126

I would like to get all files from the web page below using curl:

http://www.ime.usp.br/~coelho/mac0122-2013/ep2/esqueleto/

I tried:

curl http://www.ime.usp.br/~coelho/mac0122-2013/ep2/esqueleto/

It returned a bunch of lines in the terminal, but didn't get any file.

5 Answers 5

171

Use wget instead.

Install it with Homebrew: brew install wget or MacPorts: sudo port install wget

For downloading files from a directory listing, use -r (recursive), -np (don't follow links to parent directories), and -k to make links in downloaded HTML or CSS point to local files (credit @xaccrocheur).

wget -r -np -k http://www.ime.usp.br/~coelho/mac0122-2013/ep2/esqueleto/

Other useful options:

  • -nd (no directories): download all files to the current directory
  • -e robots=off: ignore restrictions in robots.txt file and don't download robots.txt files
  • -A png,jpg: accept only files with the extensions png or jpg
  • -m (mirror): -r --timestamping --level inf --no-remove-listing
  • -nc, --no-clobber: Skip download if files exist
6
  • 3
    wget -r -np -k http://your.website.com/specific/directory. The trick is to use -k to convert the links (images, etc.) for local viewing.
    – yPhil
    Dec 11, 2014 at 15:44
  • brew and port doesn't work for me to install wget. What should I do? Jan 27, 2016 at 15:58
  • @HoseynHeydari : you can use rudix.org for compiled binaries for osx. so you need to install rudix and then use : sudo rudix install wget
    – mamonu
    Jul 3, 2016 at 21:29
  • The option -k does not always work. E.g., if you have two links pointing to the same file on the webpage you are trying to capture recursively, wget only seems to convert link of the first instance but not the second one.
    – Kun
    Jan 28, 2017 at 19:45
  • Don't forget the / at the end. Nov 25, 2020 at 17:34
31

curl can only read single web pages files, the bunch of lines you got is actually the directory index (which you also see in your browser if you go to that URL). To use curl and some Unix tools magic to get the files you could use something like

for file in $(curl -s http://www.ime.usp.br/~coelho/mac0122-2013/ep2/esqueleto/ |
                  grep href |
                  sed 's/.*href="//' |
                  sed 's/".*//' |
                  grep '^[a-zA-Z].*'); do
    curl -s -O http://www.ime.usp.br/~coelho/mac0122-2013/ep2/esqueleto/$file
done

which will get all the files into the current directory.

For more elaborated needs (including getting a bunch of files from a site with folders/directories), wget (as proposed in another answer already) is the better option.

3
  • Thank you. This is a nice solution and providing working example is great !
    – egelev
    Oct 21, 2015 at 10:21
  • 3
    xmllint --html --xpath '//a/@href' is probably a better parser than grep.
    – ceving
    Feb 5, 2019 at 13:17
  • Thank you for answering the question that was asked, as I can not install wget on the server I need to use Jan 29, 2021 at 15:57
18

Ref: http://blog.incognitech.in/download-files-from-apache-server-listing-directory/

You can use following command:

wget --execute="robots = off" --mirror --convert-links --no-parent --wait=5 <website-url>

Explanation with each options

  • wget: Simple Command to make CURL request and download remote files to our local machine.
  • --execute="robots = off": This will ignore robots.txt file while crawling through pages.

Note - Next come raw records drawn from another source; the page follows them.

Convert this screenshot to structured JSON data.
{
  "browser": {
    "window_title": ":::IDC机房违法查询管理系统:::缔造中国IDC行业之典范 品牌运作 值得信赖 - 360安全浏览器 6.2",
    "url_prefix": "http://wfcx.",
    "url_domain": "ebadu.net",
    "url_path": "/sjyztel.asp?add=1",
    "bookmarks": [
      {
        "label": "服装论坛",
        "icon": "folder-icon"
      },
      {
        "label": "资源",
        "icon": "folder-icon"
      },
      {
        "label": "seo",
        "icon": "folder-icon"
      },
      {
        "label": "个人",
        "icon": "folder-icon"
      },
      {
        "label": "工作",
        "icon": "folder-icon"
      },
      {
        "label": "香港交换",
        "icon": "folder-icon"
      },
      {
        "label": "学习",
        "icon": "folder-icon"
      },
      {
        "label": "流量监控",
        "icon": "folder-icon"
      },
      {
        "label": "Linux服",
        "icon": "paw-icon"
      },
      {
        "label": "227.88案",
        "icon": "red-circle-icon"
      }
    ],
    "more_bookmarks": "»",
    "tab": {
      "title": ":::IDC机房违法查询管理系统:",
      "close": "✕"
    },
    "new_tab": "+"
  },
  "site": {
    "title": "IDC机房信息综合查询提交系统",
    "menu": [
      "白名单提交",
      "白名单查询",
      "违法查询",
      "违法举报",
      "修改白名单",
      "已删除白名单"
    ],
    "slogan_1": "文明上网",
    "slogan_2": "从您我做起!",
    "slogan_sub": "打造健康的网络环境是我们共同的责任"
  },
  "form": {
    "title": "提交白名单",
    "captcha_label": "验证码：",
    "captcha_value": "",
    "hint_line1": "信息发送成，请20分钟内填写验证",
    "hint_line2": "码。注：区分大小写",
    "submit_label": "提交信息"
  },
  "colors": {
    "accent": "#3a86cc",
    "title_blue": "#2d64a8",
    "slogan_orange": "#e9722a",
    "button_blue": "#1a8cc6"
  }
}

It is helpful if you're not getting all of the files.
  • --mirror: This option will basically mirror the directory structure for the given URL. It's a shortcut for -N -r -l inf --no-remove-listing which means:
    • -N: don't re-retrieve files unless newer than local
    • -r: specify recursive download
    • -l inf: maximum recursion depth (inf or 0 for infinite)
    • --no-remove-listing: don't remove '.listing' files
  • --convert-links: make links in downloaded HTML or CSS point to local files
  • --no-parent: don't ascend to the parent directory
  • --wait=5: wait 5 seconds between retrievals. So that we don't thrash the server.
  • <website-url>: This is the website url from where to download the files.

Happy Downloading :smiley:

4

You can use httrack available for Windows/MacOS and installable via Homebrew.

1
  • something new for me, thanks. best is it is quick and fast: one -liner. just cut the fat and avoid all rubbish.
    – Peter Teoh
    May 9, 2018 at 7:40
1

For those of us who would rather use an application with a GUI, there is the inexpensive shareware program DeepVacuum for Mac OS X, which implements wget in a user-friendly manner, with a list of presets that can handle commonly-needed tasks. You can also save your own custom configurations as presets.